Unless you enjoy the process you are doing it sounds like way too much work to me.
 
vasten said:
My favorite way to start my fire is with dried pallet wood pieces, cut with a circular saw, hunks of cardbaord and a propane torch. If I can't have a fire in there in under ten minutes there is a major problem.

Unless you enjoy the process you are doing it sounds like way too much work to me.

Vasten,
You being a first year stove burner and "woo hoo maybe I am starting to figure this stuff out.... ", maybe you should start by reading the label on the BenzoMatic bottle and also your stove manual. Flammables near or around a stove are a definite No-No.

Maybe you don't care about the safety or welfare of yourself or your family, but think of the poor firefighters who will come to put out a stove/chimney fire. Think about the shrapnel of an exploding propane tank along with the fireball?
 
Jim,

Fair enough, just so you know I do proceed with caution and use it very much like a lighter, and remove it once there are signs of a fire. Then it is stored safely away from the stove.

But point taken.
 
Paper? Torches? Yikes. How will you survive when the newspaper quits coming and the hardware stores go out of business? I don't have any newspapers or really much paper at all besides printer paper. I have a torch somewhere but I only use it to solder broken pipes. Even if I run out of kitchen matches I have my trusty flint tool. This is the best little fire starter I've ever seen. It consists of a flint, a magnesium rod and a small section of a hack saw blade attached to the handle with a leather loop. You shave off some magnesium with the saw blade (you can shave curls from the wooden handle too) then you strike the flint to ignite the magnesium. Then you have a few seconds of the hottest kindling imaginable. You know what to do from there.

The opening post in this tread reminded me of one day back in '95. I wasn't lost or struggling for survival though. This was 5 guys getting drunk in the wilderness during a Pennsylvania freezing rain/snowstorm. My buddies were freezing and spent hours trying to build a fire. They burned up every piece of dry paper they had; they had exhausted all but one Bic lighter and they hadn't even made smoke yet. These 4 guys were self-described 'woodsmen' because they managed to sometimes kill an unfortunate deer...anyway... once I started to get cold I told them to back off. In 15 minutes we had a roaring campfire.

Although I was drunk as a billy goat in a late fall apple orchard, I started by whacking a fallen beech into 5 lengths. My friends had been wailing on that log to little effect for a long time, they were trying to make kindling out of it. I cut it into firewood as they looked on and questioned my methods. "Why make a stack of firewood when we can't even get a twig to light?" Then I stacked a tee-pee in the campfire pit and used bark to shelter it from the freezing drizzle. Then my friend handed me his Bic lighter and said "I bet you can't light it." :-)

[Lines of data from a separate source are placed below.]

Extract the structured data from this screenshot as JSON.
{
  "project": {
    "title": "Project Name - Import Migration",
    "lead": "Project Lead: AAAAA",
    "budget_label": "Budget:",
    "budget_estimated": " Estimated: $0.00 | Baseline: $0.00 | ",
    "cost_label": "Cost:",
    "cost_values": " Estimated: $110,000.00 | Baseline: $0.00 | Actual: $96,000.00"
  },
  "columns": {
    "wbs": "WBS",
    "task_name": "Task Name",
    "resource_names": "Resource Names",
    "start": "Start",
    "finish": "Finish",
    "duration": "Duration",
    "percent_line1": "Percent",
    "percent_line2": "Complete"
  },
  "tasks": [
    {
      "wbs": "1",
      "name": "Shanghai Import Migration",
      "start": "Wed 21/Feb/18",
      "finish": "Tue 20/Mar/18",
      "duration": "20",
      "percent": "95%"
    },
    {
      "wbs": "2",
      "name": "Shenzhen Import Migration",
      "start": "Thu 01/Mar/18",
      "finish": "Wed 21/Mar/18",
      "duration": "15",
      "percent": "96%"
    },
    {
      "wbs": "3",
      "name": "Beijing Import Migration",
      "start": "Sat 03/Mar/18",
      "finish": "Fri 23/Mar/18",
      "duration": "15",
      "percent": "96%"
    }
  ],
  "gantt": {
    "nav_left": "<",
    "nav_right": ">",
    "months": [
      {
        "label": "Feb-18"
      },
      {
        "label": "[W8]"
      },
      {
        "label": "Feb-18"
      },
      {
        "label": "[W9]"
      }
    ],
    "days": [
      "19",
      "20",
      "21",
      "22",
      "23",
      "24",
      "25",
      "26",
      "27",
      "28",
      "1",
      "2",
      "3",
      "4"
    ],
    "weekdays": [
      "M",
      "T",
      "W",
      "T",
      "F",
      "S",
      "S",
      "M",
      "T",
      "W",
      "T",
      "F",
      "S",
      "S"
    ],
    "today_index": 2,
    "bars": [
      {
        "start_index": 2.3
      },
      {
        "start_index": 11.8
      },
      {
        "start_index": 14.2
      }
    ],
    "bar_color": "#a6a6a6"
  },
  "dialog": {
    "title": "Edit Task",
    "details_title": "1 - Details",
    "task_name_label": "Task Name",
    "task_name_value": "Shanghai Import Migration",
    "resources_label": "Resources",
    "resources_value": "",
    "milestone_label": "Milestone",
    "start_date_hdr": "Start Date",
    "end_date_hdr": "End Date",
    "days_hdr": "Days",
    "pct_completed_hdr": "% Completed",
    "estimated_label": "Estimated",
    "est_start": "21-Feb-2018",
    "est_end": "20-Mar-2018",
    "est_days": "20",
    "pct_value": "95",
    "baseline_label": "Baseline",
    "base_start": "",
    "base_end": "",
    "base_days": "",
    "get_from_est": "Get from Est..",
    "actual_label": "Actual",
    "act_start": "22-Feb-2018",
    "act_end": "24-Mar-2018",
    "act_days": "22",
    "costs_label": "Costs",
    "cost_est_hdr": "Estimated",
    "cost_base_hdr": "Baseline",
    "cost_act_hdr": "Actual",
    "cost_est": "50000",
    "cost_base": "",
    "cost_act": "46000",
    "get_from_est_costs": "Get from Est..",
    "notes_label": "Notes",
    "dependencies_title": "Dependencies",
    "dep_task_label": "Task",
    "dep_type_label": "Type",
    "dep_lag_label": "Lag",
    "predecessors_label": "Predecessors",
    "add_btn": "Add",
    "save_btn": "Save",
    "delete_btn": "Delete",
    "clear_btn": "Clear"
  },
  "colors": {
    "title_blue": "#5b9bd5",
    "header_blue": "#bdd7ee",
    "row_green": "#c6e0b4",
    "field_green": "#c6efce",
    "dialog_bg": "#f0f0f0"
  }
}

Then I walked over to a huge rock that was eroded underneath. It looked like chipmunks and squirrels must have lived in there. I reached under there and brought out a fist full of bone dry tinder. I shaved some magnesium curls onto it, I struck the flint a few times and I WAS A HERO! :-) I had to physically threaten one guy who was determined to poke it with a stick long before it needed any poking.

Jahfre Fire Eater
Today: 7 degrees expected high, wind gusts to 90 MPH. Just another fine day to be inside by the Fisher.